Do you look forward to the day when you can slip the key into the ignition, press down on the accelerator, and zoom down the highway? As kids get older, many of them begin to count down the days until they get their driver's licenses.
As anyone who has ever driven a car knows, there's a certain amount of satisfaction and enjoyment you get from driving a car. On a sunny day, it doesn't get much better than zipping down the highway with your favorite tunes blaring and the wind in your hair.
If you're in grade school right now, though, will things look different by the time you're old enough to get your driver's license? What if cars are driving themselves by the time you're old enough to drive?
Does this sound like far-fetched science fiction? Maybe it is…or maybe it isn't!

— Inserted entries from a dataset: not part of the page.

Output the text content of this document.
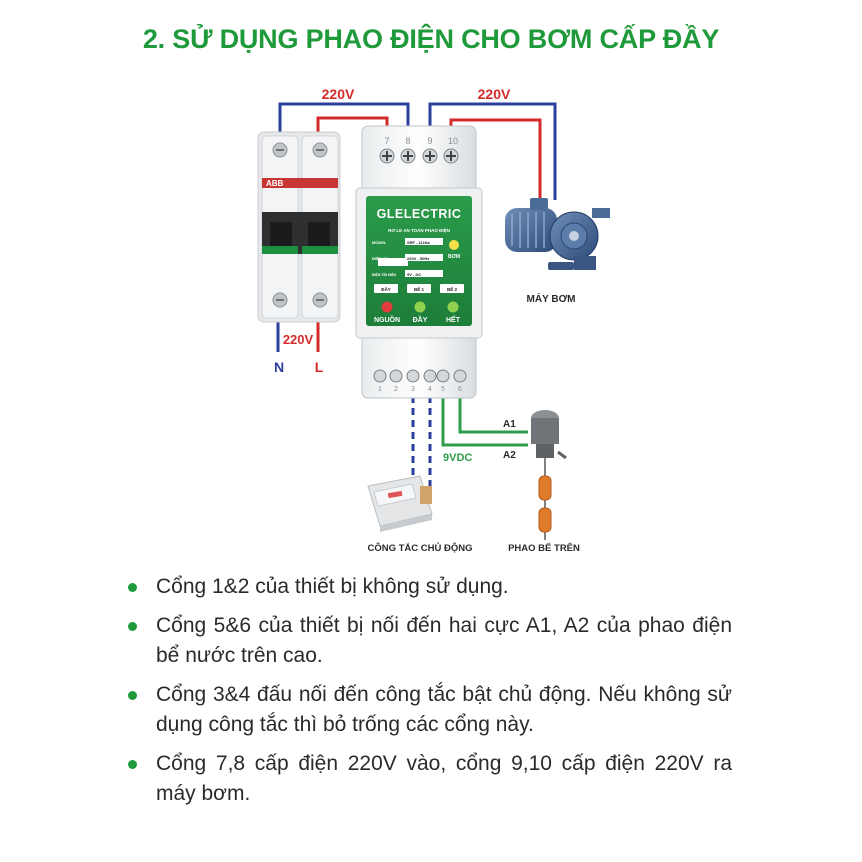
2. SỬ DỤNG PHAO ĐIỆN CHO BƠM CẤP ĐẦY
ABB
GLELECTRIC
RƠ LE AN TOÀN PHAO ĐIỆN
MODEL	SRF - 111Ns
ĐIỆN ÁP	220V - 50Hz
ĐIỆN TÍN HIỆU	9V - DC
BƠM
ĐẦY	BỂ 1	BỂ 2
NGUỒN ĐẦY	HẾT
7 8 9 10
1 2 3 4 5 6
220V	220V
220V
N L
MÁY BƠM
9VDC
A1
A2
PHAO BỂ TRÊN
CÔNG TẮC CHỦ ĐỘNG
Cổng 1&2 của thiết bị không sử dụng.
Cổng 5&6 của thiết bị nối đến hai cực A1, A2 của phao điện bể nước trên cao.
Cổng 3&4 đấu nối đến công tắc bật chủ động. Nếu không sử dụng công tắc thì bỏ trống các cổng này.
Cổng 7,8 cấp điện 220V vào, cổng 9,10 cấp điện 220V ra máy bơm.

Ever since automobiles were invented, scientists and manufacturers have searched for ways to make them easier to drive and more automated.
The earliest advancements in automobile automation date back to the 1920s and 1930s. Cruise control, which allows an automobile to maintain a set speed without human input, has been around since the 1940s.
Completely self-driving (or driverless or uncrewed or autonomous) cars, however, had to wait until technology caught up to the dreams of early automobile scientists. The first such cars appeared as early as the 1980s thanks to the work of scientists at Carnegie Mellon University.
With modern technology, such as wireless Internet, Global Positioning System (GPS) satellites, digital maps, and advanced computers capable of quickly processing radar and lidar signals, self-driving cars are now closer than they've ever been. Technology giant Google and electric automobile manufacturer Tesla are currently working on advanced prototypes of cars that will do the driving while you sit back and enjoy the ride.
As these vehicles navigate city streets, they follow digital maps while advanced sensors communicate necessary information about the environment, traffic, and road hazards. They stop, go, and get you to your destination without human input.
The potential benefits of self-driving cars are many. Can you imagine how much easier commuting would be if you could sit back and read a book while your car drove you to work? Self-driving cars would also be a tremendous asset to the elderly who are no longer able to drive safely. And speaking of safety, experts estimate that self-driving cars would greatly reduce the number of accidents, the overwhelming majority of which are caused by human error.
So will we be seeing self-driving cars all over the road in the next few years? Probably not. While there are still some technological hurdles to jump, the primary obstacles are regulatory. Self-driving cars will require many new laws to set up a framework for a new world in which cars are driving themselves. For example, who would be liable if two self-driving cars were involved in an accident?
Another potential drawback of self-driving cars is their cost. As with any type of new technology, the first models for sale will likely be quite expensive. Another issue manufacturers will have to deal with is whether or not drivers really want to give up control. While some people might enjoy sitting back and reading while being driven to work, others truly enjoy the excitement of driving a car.